The periodic loop pattern may be of any practical shape available to the skilled artisan. As a non-limiting example, the periodic loop pattern may be non-circular 201 as indicated in FIGS. 2a and 2b . Although the oscillation direction O is indicated in the figures as being in the clockwise direction, the direction of the oscillation O may be either clockwise, counterclockwise, or may alternate between the two. This oscillation pattern can be asymmetrical, as in FIG. 2b , the portion A of the pattern which is more approximately circular is oriented in the leading direction. As for any given period, focused spot 105 will be in contact with the material to be cut longer in portion A than in portion B (the less approximately circular portion), this orientation provides maximum laser power to the heat effected zone 107. However, one skilled in the art may orient the non-circular periodic loop pattern 201 in the manner most suitable for the application.
As another non-limiting example, may be a circular (semi-circular) or non-circular open donut 202 as indicated in FIG. 3. The direction of the oscillation O may be either clockwise, counter-clockwise, or may alternate between the two. This oscillation pattern introduces and concentrates laser power to the leading edge of heat effected zone 107 only. Thus, with all things being equal, may result in either increased cutting depth potential or increased cutting speed.
As yet another non-limiting example, may be a circular donut 203 as indicated in FIG. 4. The direction of the oscillation O may be either clockwise, counter-clockwise, or may alternate between the two. This oscillation pattern produces a more evenly distributed heated irradiation zone 107, and thus may be of more general application.
It will be understood that many additional changes in the details, materials, steps and arrangement of parts, which have been herein described in order to explain the nature of the invention, may be made by those skilled in the art within the principle and scope of the invention as expressed in the appended claims. Thus, the present invention is not intended to be limited to the specific embodiments in the examples given above.

Claims

What is claimed is:

1. A method of combined laser and oxy-cutting, comprising heating an area of the material to be cut to an enabling temperature range with a laser beam and introducing an oxygen stream into the heated area, thus cutting the material, wherein the laser beam is directed in a periodic path.

2. The method of claim 1, wherein the enabling temperature is above 900 C.

3. The method of claim 1, wherein the enabling temperature is above 1000 C.

4. The method of claim 1, wherein the laser beam produces an average power density in the area of the material to be cut of more than 0.5 MW/cm².

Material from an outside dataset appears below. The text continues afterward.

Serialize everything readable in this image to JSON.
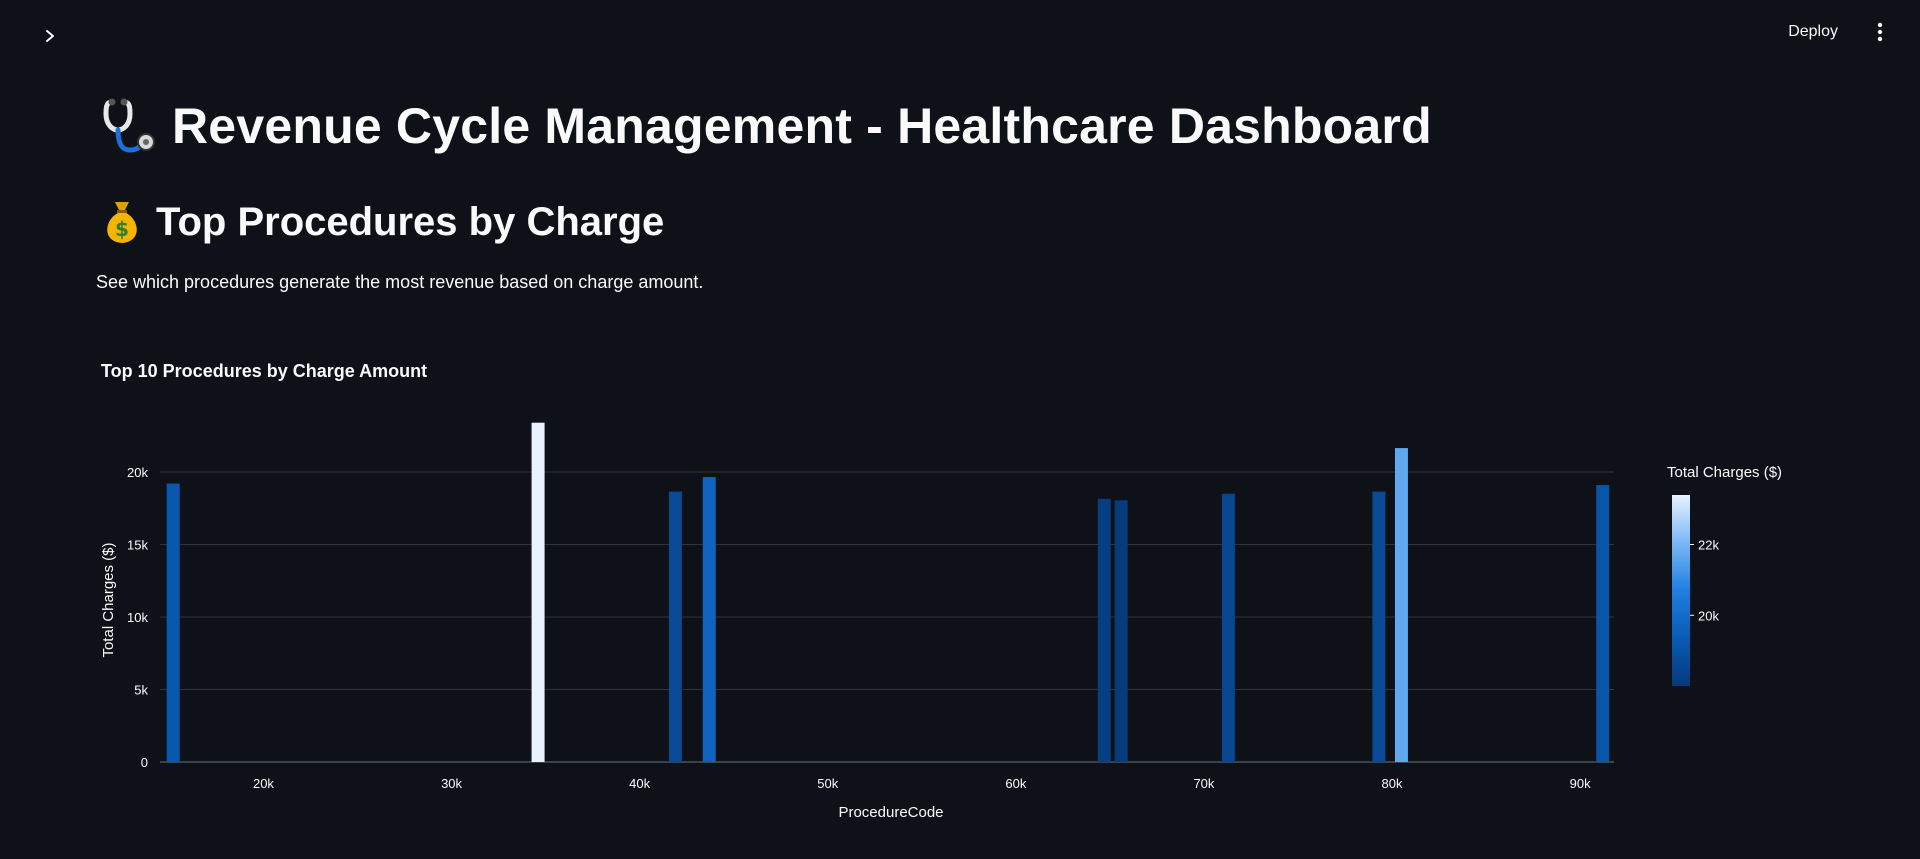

5. The method of claim 4, wherein the laser beam proceeds along the periodic curved path producing a swept area, wherein the laser beam oscillates at a frequency of greater than 0.5 kHz per each MW/cm²of average power density in the swept area.

6. The method of claim 1, wherein the laser beam is focused on the material to be cut with a focusing optic having a focal length of greater than 200 mm.

7. The method of claim 1, wherein the laser beam is focused on the material to be cut with a focusing optic having a focal length of greater than 300 mm.